If cities aren’t your thing, venture out into the countryside and the tiny coastal areas around Genoa. You’ll find everything from fishing villages that rarely see a tourist to the glamorous celeb haven of Portofino.

Images of the multicoloured houses here have become world-famous thanks to George Clooney, Coleen and Wayne Rooney and J-Lo, who have all used this tiny place to get away from it all.

But there’s no denying it’s a millionaires’ playground. If the prices didn’t set off the alarm bells (if you can find a coffee for less than a fiver you’re doing very well!), then the harbour certainly will.

Enormous yachts with white-uniformed crew scurrying around after super-rich owners are moored just yards from the tiny rowing boats the locals use.

But there’s a good reason why this has remained an exclusive resort. It’s very difficult to get to.

The winding roads can take three times longer to navigate than you’d expect, so the fastest way to visit is by boat. Trips run from most of the villages or direct from Genoa.

But if the world of celebrity leaves you cold, then head for the Cinque Terre – the five villages.

Here vineyards surrounded by rugged cliffs litter the hillside.

Be warned, if you get a taste for the local wines buy them while you’re there, as you’ll struggle to find them again back home.

The hotels might not be five-star but take one look out of your window as the sun sets across the cliffs, bouncing off a stunning blue-green sea and you’ll forget about your missing luxuries in a second.

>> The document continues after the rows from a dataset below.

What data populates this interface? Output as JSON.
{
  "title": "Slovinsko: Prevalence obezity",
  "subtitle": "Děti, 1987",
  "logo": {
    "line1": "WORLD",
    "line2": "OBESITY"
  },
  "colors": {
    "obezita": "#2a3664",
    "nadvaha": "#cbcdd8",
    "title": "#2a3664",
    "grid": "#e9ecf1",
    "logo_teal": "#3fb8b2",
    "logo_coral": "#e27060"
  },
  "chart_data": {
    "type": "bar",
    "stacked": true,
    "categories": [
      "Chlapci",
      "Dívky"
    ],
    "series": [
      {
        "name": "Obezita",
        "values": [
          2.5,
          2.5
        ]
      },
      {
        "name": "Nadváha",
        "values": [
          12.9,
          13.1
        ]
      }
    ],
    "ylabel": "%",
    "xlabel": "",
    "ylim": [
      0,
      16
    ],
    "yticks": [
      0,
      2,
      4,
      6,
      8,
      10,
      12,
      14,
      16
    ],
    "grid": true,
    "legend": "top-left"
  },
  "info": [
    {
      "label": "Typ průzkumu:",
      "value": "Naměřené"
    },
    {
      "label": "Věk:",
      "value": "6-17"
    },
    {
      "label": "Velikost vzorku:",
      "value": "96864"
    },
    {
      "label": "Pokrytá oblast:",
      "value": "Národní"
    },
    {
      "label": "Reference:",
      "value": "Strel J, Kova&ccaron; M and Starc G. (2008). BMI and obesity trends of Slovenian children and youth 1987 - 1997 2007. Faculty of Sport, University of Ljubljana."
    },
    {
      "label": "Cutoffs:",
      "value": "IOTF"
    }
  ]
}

This is rustic Italy at its best. Everywhere you look is another view, around each bend a different village to explore.

I started in Riomaggiore, a village so steep there’s a bus to take you from the top to bottom. A quick walk down to the beach is a whole different story here!

Again the hotels might not be quite what you expect but the food won’t disappoint. Head to the very top of the hillside for the local restaurants and tuck into a seafood feast.

Then walk it off on the 45-minute Via dell’Amore trail along the cliffs from Riomaggiore to Manarola (there’s a quick and cheap train if you prefer).

If you fancy even more R&R, Monterosso might be the place. Another of the Cinque Terre, it’s the only one with a sweeping sandy beach and can offer all the usual delights of a seaside holiday.

But the seafront villages aren’t the only things worth seeing. Take a trip further inland to the rustic towns and villages of the mountains. Some are ruins (one featured as a destroyed city in The Lord Of The Rings) while others have castles perched on hilltops. You can also get views to die for at the Hanbury Botanical Gardens in Ventimiglia – a UNESCO World Heritage Centre.

And as it’s just a few miles from the French border, and Nice and Monaco, it could be just the start of your trip.